On April 29, 2013, from 11 AM-12 noon, Bennett Greenspan will be the featured speaker in the CSE Distinguished Lecture Series in the Georgia Tech Auditorium located in the Technology Square Research Building, 85 Fifth Street, Atlanta, Georgia, 30332.
Bennett will be speaking about bridging the gap between traditional genealogy and genetics, and will be discussing the various kinds of testing and when each is important.
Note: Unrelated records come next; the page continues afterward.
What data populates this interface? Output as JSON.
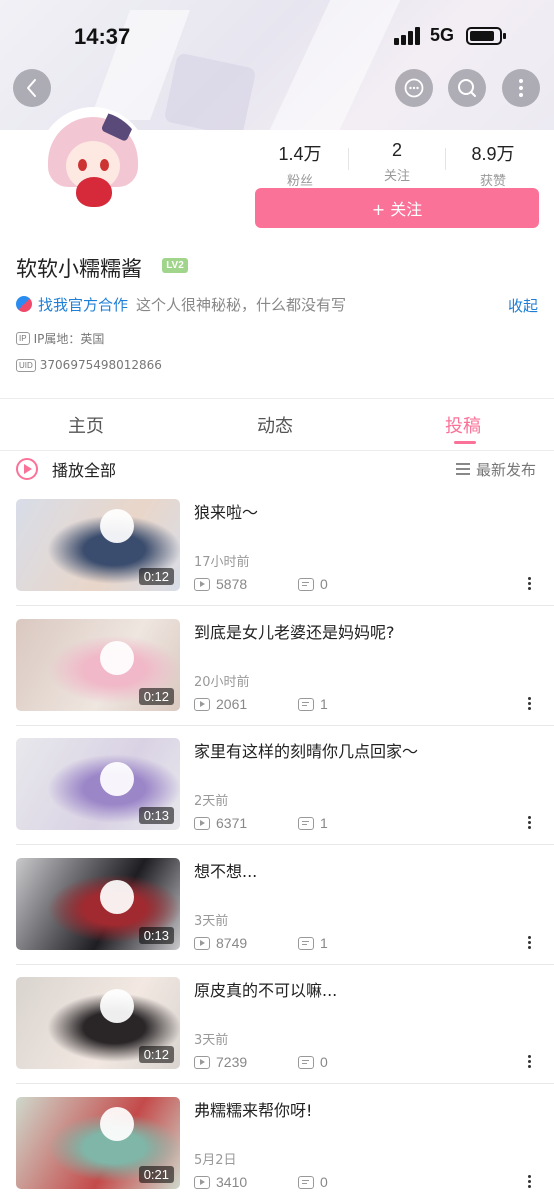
{
  "status_bar": {
    "time": "14:37",
    "network": "5G"
  },
  "profile": {
    "username": "软软小糯糯酱",
    "level": "LV2",
    "stats": [
      {
        "value": "1.4万",
        "label": "粉丝"
      },
      {
        "value": "2",
        "label": "关注"
      },
      {
        "value": "8.9万",
        "label": "获赞"
      }
    ],
    "follow_label": "+ 关注",
    "business_link": "找我官方合作",
    "bio": "这个人很神秘秘，什么都没有写",
    "collapse_label": "收起",
    "ip_tag": "IP",
    "ip_text": "IP属地：英国",
    "uid_tag": "UID",
    "uid": "3706975498012866"
  },
  "tabs": [
    {
      "label": "主页",
      "active": false
    },
    {
      "label": "动态",
      "active": false
    },
    {
      "label": "投稿",
      "active": true
    }
  ],
  "list_header": {
    "play_all": "播放全部",
    "sort": "最新发布"
  },
  "videos": [
    {
      "title": "狼来啦～",
      "time": "17小时前",
      "views": "5878",
      "danmaku": "0",
      "duration": "0:12",
      "colors": [
        "#d8dde8",
        "#3b4d6e",
        "#e9d6c9"
      ]
    },
    {
      "title": "到底是女儿老婆还是妈妈呢?",
      "time": "20小时前",
      "views": "2061",
      "danmaku": "1",
      "duration": "0:12",
      "colors": [
        "#d9c8c0",
        "#f0b8c8",
        "#efe6e0"
      ]
    },
    {
      "title": "家里有这样的刻晴你几点回家～",
      "time": "2天前",
      "views": "6371",
      "danmaku": "1",
      "duration": "0:13",
      "colors": [
        "#e8e8ec",
        "#9b86c8",
        "#d9d2e4"
      ]
    },
    {
      "title": "想不想...",
      "time": "3天前",
      "views": "8749",
      "danmaku": "1",
      "duration": "0:13",
      "colors": [
        "#c9c9cc",
        "#a12a30",
        "#1d1d22"
      ]
    },
    {
      "title": "原皮真的不可以嘛...",
      "time": "3天前",
      "views": "7239",
      "danmaku": "0",
      "duration": "0:12",
      "colors": [
        "#d9d4cf",
        "#2a2628",
        "#f3e8e2"
      ]
    },
    {
      "title": "弗糯糯来帮你呀!",
      "time": "5月2日",
      "views": "3410",
      "danmaku": "0",
      "duration": "0:21",
      "colors": [
        "#cfd8cc",
        "#7fb6a8",
        "#c44a4a"
      ]
    }
  ],
  "accent_color": "#fb7299",
  "link_color": "#1e7fd6"
}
He will also be talking about new technology, exome and full genome sequencing and how that will be important to individuals.
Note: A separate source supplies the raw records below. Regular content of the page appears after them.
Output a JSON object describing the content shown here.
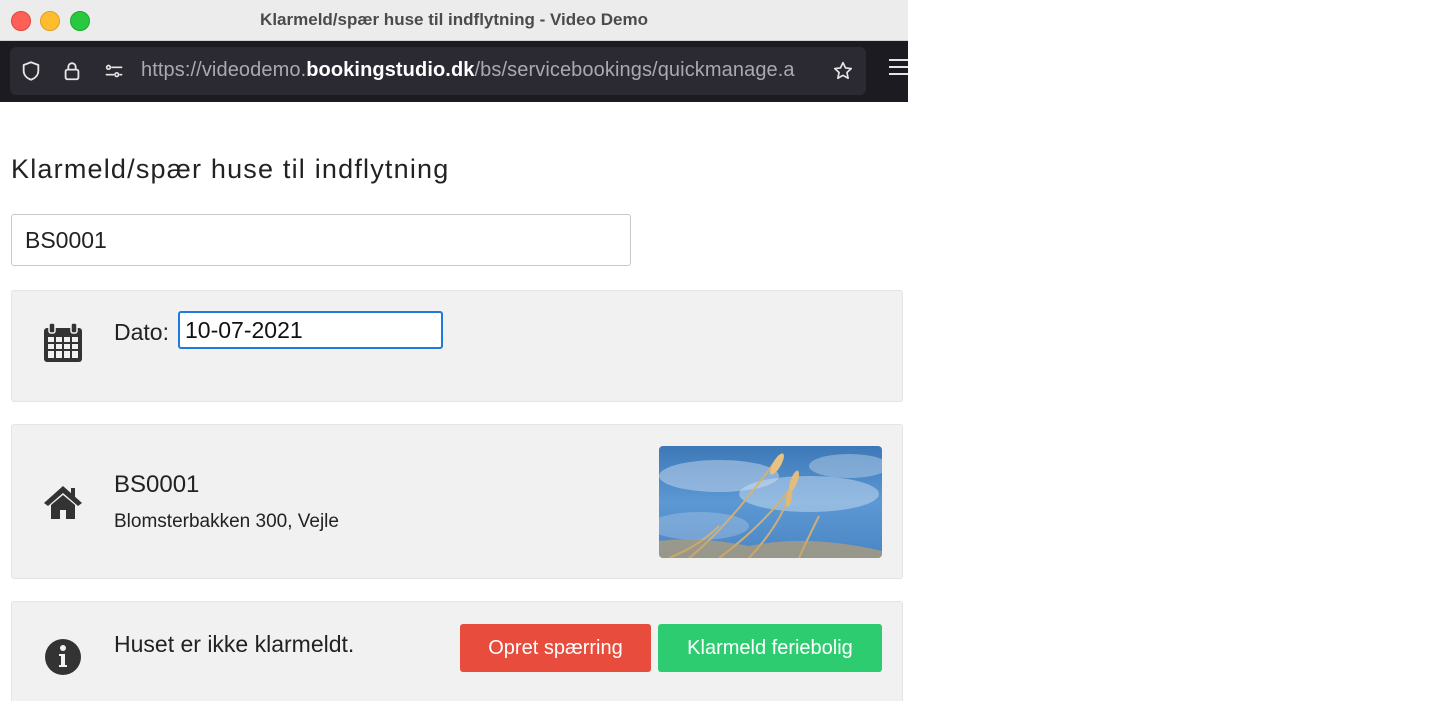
{
  "window": {
    "title": "Klarmeld/spær huse til indflytning - Video Demo"
  },
  "browser": {
    "url_prefix": "https://videodemo.",
    "url_domain": "bookingstudio.dk",
    "url_path": "/bs/servicebookings/quickmanage.a"
  },
  "page": {
    "title": "Klarmeld/spær huse til indflytning",
    "house_input_value": "BS0001",
    "date": {
      "label": "Dato:",
      "value": "10-07-2021"
    },
    "house": {
      "code": "BS0001",
      "address": "Blomsterbakken 300, Vejle"
    },
    "status": {
      "text": "Huset er ikke klarmeldt.",
      "block_button": "Opret spærring",
      "ready_button": "Klarmeld feriebolig"
    }
  },
  "colors": {
    "block_button": "#e74c3c",
    "ready_button": "#2ecc71",
    "date_input_focus": "#1f7ae0"
  },
  "icons": [
    "shield-icon",
    "lock-icon",
    "permissions-icon",
    "bookmark-star-icon",
    "menu-icon",
    "calendar-icon",
    "home-icon",
    "info-icon"
  ]
}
Always a man with his eye on the horizon, thankfully for genetic genealogists, Bennett says the genomic revolution has just begun.
You can read more here: http://www.cse.gatech.edu/events/cse-distinguished-lecture-series-bennett-greenspan
Bennett is also speaking at the Bremen Museum on Sunday, April 28th at 2PM about using DNA to settle family disputes, connect to long-lost relatives and to garner an appreciation for where your ancestors came from and where they journeyed since our departure from Africa.
You can read more about this here: http://www.thebreman.org/events-n-programs/calendar.html
For those who have never heard Bennett speak, he is an exceptional speaker and makes genetic genealogy not only understandable, but very attractive to the novice. Being a genealogist before genetic genealogy, a field established by Family Tree DNA, he brings a very powerful personal story to the table. He has a way of speaking and simplifying the complex that resonates with people.
This is also a rare opportunity to hear someone personally who has directly caused a technology revolution. Bennett founded Family Tree DNA in 2000, actually, almost by accident, as a result of the process he went through trying to answer one of his own long-standing genealogy questions.
I hope you’ll have the opportunity to attend one or both of these presentations. Even though I’ve heard Bennett many times, if I were anyplace to close to Atlanta, you can bet I’d be in the audience. Hearing Bennett speak makes me fall in love with genetic genealogy all over again!